Is there any other way to encourage use hash group without using hint?
Hi Pei,
Your question implies that you have situations where the optimizer chooses stream aggregate even though it's not optimal or preferred by you. Can you elaborate on why you're looking for an alternative to a hint? If it's a matter of the optimizer making a suboptimal choice, a typical cause is inaccurate cardinality estimates. In such a case you'd want to investigate a solution that would improve those estimates. If it's a matter of a parameter-sensitive query/a parameter sniffing issue, there are solutions for this as well. But if your goal is to very specifically to force a hash aggregate for some reason, the tool is either a hint specific for this purpose or to force an entire plan either through a plan guide or query store.
Itzik, there are situation such as views, functions where you can not use hint. Also hint is at query level, I think you can not plug in sub query level, and it forces entire query using hash group like force order hint. these queries I worked on did not involved parameter sniffing or stats out of date issues. Some were column store index tables, which is well known that intends to use steam aggregation. I am wondering if row goal (top) strategy could play the trick to encourage hash group.
I hear you. Just like we have individual join hints, would be nice to have individual group hints and not just query level ones. You are allowed to use individual join hints in inner queries used in table expressions like views.
If you’re experiencing inappropriate choices of a stream aggregate algorithm with columnstore (meaning there’s also a sort involved since columnstore isn’t ordered), that’s usually the result of a cardinality under estimation. You say that it’s not an issue with stats, but if indeed it is an under estimation, the root cause should be investigated.
One trick that can affect row goals is to use a combination of a TOP filter with a variable and an OPTIMIZE FOR hint, but this one can reduce the original estimate and not increase it, and in order to get a hash aggregate strategy, you typically need a higher estimate than the original one that resulted in the use of the stream aggregate strategy. Also, variables are not allowed in views, so in order to use a parameter, you would need to convert the view to an inline TVF. In short, I don’t see an easy way to encourage an individual group hash aggregate.

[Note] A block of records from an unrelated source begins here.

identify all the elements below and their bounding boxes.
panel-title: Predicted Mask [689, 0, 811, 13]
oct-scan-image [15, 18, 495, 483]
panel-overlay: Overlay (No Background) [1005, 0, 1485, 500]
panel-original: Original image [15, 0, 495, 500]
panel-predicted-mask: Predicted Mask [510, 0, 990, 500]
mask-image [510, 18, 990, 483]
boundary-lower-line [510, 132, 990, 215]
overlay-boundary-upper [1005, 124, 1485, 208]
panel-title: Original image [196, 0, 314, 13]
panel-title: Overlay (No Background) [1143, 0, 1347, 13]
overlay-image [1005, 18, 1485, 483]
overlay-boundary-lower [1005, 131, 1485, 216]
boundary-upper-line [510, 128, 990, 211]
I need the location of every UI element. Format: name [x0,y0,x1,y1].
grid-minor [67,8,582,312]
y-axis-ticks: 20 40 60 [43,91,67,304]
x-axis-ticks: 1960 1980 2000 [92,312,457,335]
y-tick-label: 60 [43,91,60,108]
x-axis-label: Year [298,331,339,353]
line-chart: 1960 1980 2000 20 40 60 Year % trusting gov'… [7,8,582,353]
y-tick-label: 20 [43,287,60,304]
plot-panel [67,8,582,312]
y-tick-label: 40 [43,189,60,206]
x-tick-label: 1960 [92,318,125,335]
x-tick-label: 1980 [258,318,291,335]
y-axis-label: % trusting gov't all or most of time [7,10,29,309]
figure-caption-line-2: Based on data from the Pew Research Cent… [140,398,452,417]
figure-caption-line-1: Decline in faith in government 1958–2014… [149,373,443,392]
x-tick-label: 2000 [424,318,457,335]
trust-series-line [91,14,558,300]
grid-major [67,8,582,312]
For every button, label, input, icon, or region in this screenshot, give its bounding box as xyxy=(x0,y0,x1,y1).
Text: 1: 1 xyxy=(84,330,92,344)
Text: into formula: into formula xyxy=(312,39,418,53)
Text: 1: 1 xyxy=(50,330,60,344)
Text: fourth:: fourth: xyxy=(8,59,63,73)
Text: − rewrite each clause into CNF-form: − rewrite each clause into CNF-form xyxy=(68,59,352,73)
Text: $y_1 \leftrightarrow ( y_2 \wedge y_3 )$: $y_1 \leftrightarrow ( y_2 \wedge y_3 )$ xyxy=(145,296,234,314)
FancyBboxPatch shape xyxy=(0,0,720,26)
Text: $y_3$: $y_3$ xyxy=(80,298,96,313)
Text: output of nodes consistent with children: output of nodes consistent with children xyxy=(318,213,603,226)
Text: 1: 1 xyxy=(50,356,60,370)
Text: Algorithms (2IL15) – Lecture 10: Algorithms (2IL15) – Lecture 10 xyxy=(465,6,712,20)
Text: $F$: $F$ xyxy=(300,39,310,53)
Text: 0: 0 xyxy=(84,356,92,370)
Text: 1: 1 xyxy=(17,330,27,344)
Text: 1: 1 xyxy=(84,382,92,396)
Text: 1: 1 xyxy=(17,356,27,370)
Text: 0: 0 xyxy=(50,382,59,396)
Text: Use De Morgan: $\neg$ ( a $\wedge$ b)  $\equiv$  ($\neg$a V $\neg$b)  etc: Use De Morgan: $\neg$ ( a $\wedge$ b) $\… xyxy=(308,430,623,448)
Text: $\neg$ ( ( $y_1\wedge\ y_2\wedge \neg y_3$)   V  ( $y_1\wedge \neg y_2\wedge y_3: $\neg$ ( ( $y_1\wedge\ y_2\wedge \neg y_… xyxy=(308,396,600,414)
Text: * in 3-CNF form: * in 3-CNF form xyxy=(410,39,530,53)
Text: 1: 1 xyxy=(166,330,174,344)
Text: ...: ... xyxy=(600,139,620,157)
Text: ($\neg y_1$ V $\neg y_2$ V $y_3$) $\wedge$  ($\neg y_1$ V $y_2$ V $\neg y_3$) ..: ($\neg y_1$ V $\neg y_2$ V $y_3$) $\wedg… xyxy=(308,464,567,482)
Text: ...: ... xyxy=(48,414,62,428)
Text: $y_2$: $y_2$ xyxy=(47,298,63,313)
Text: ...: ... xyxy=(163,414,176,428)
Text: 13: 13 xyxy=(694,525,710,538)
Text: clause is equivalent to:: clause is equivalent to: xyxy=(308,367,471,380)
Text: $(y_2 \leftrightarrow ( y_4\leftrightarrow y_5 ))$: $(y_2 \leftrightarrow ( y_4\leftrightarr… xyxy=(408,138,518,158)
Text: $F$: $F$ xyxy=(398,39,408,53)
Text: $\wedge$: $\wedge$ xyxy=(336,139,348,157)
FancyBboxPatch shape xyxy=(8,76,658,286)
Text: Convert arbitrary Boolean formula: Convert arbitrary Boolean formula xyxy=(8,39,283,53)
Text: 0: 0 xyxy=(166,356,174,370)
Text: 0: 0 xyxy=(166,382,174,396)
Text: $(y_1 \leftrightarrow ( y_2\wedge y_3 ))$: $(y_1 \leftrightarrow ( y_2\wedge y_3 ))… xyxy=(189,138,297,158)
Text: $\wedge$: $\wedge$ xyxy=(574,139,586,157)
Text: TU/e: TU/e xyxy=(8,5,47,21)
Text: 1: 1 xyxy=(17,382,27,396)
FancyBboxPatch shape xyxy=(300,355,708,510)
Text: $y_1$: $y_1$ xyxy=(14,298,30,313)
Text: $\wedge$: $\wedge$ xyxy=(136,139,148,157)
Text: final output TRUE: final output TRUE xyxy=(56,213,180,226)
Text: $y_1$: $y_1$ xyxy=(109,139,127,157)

Plus, the OPTIMIZE FOR hint is a query option, so anyway you cannot use it in an inner query, rather you'd have to use it in the outer query against the table expression.
Itzik,
Thank you for your reply. I think the conclusion is that there is no easy way to encourage an individual group hash aggregate. Additionally clustered columnstore tables do not have stats other than individual columns based on info returned from sys.dm_db_stats_properties.